Eugène Delacroix
1841 ca., 1798-1863
Christ on the Sea of Galilee, 1841
Oil on canvas
18 x 21 1/2"
The Nelson-Atkins Museum of Art, Kansas City, Missouri. Purchase: William Rockhill Nelson Trust, through exchange of the gifts of the Friends of Art, Mr. and Mrs. Gerald Parker, and Durand-Ruel Galleries; and the bequest of John K. Havemeyer
89-16
Death of Sardanapalus, 1827, Musée du Louvre, Paris
COMMENTS
With regard to chronology, the four authentic versions with a rowing-boat show a logical development: the Portland version is clearly the closest in detail and execution to the oil sketch formerly in the Hafter-Reinhart collection, which can be assumed to initiate the series. The Nathan version marks a considerable refinement on the Portland version, both in subtlety of handling and variegation of costume. The curiously naked buttocks of the foremost oarsman are draped, the female-looking disciple in the bow is replaced by a grey-beard. Assuming that it is the version that belonged to Grzymala on the grounds stated, it was painted between April and June 1853. Last comes the Metropolitan Museum version which, though extremely close to the Nathan version in almost every respect, nevertheless seems to develop the logical sequence by not only retaining the old man in the bow, but also changing the effeminate figure with arm over head into a bearded one.
The versions with rowing-boat mark a resolution of the spatial disunity of the “Death of Sardanapalus.” Delacroix retains the Baroque diagonal of the earlier picture, the helmsman in similar pose corresponding to "Sardanapalus," but counteracts its recession by tilting the whole composition (not merely the foreground as in the earlier painting) into an almost vertical plane, and by placing limbs, oars, and draperies parallel to the picture plane along the entire length of the diagonal.
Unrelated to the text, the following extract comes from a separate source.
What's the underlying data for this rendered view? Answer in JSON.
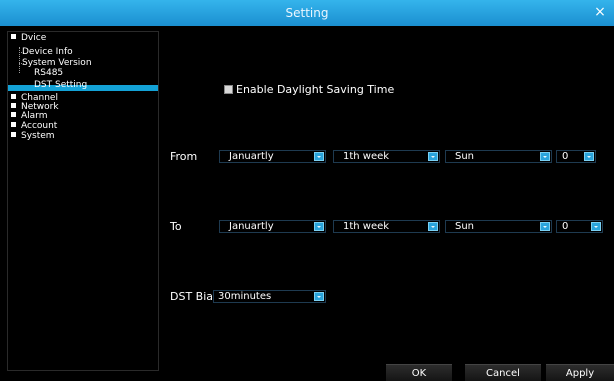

He thus preserves some of the spatial tensions of the “Sardanapalus” but resolves them by integrating them more fully into a dynamic unity.
Van Gogh referred to the version now in the Metropolitan Museum, New York, on several occasions at a critical period of his development at Arles, when, inspired by Delacroix, he was seeking a more emotive and symbolic use of color in reaction against Impressionism. He wrote to Theo saying the picture "speaks a symbolic language through color alone." Slightly later, in the same letter where he makes the famous remark about his “Night Café,” "I have tried to express the terrible passions of humanity by means of red and green," he quotes with evident approval, if slightly inaccurately, Paul Mantz’s comment on the Delacroix: "I did not know that one could be so terrible with a little blue and green." Delacroix’s picture also seems relevant to Van Gogh’s new color experiments in the “Portrait of Bach,” where Vincent aspired "to paint men and women with that something of the eternal which the halo used to symbolize, and which we seek to convey by the actual radiance and vibration of our coloring," and where, he wrote, by the "simple combination of the bright head [containing much citron yellow] against the rich blue background, I get a mysterious effect, like a star set in the deep azure." Compare: "Delacroix paints a Christ by means of the unexpected effect of a bright citron-yellow note [for the halo] which possesses the same unspeakable strangeness and charm in the picture as a star in a corner of the firmament."
- Lee Johnson, The Paintings of Eugène Delacroix, A Critical Catalog, v. III, Oxford, Clarendon Press, 1986, pp. 232-5
SBMA CURATORIAL LABELS
This theme was one of the most popular produced by Delacroix and his studio and exists in more than a dozen versions. The story is intended to underscore the importance of Christian faith, even in the face of seeming doom: Christ sleeps unperturbed, while his disciples rise up in alarm at the impending storm. When they awake him, he miraculously calms the seas and asks "Where is your faith?"
This painting was categorized, we think inaccurately, as a preparatory sketch when it was sold in the artist‘s estate sale in 1864. Rather it is a relatively late work, probably done in the 1850s, when Delacroix developed an even looser, more spontaneous brushwork and an audacious use of complementary hues. Rapidly applied pigment expertly captures the sensation of wind-blown movement, while areas of vivid red and green or blue and orange generate a dynamic tension that contrasts expressively with the cool stillness of Christ‘s periwinkle blue robe.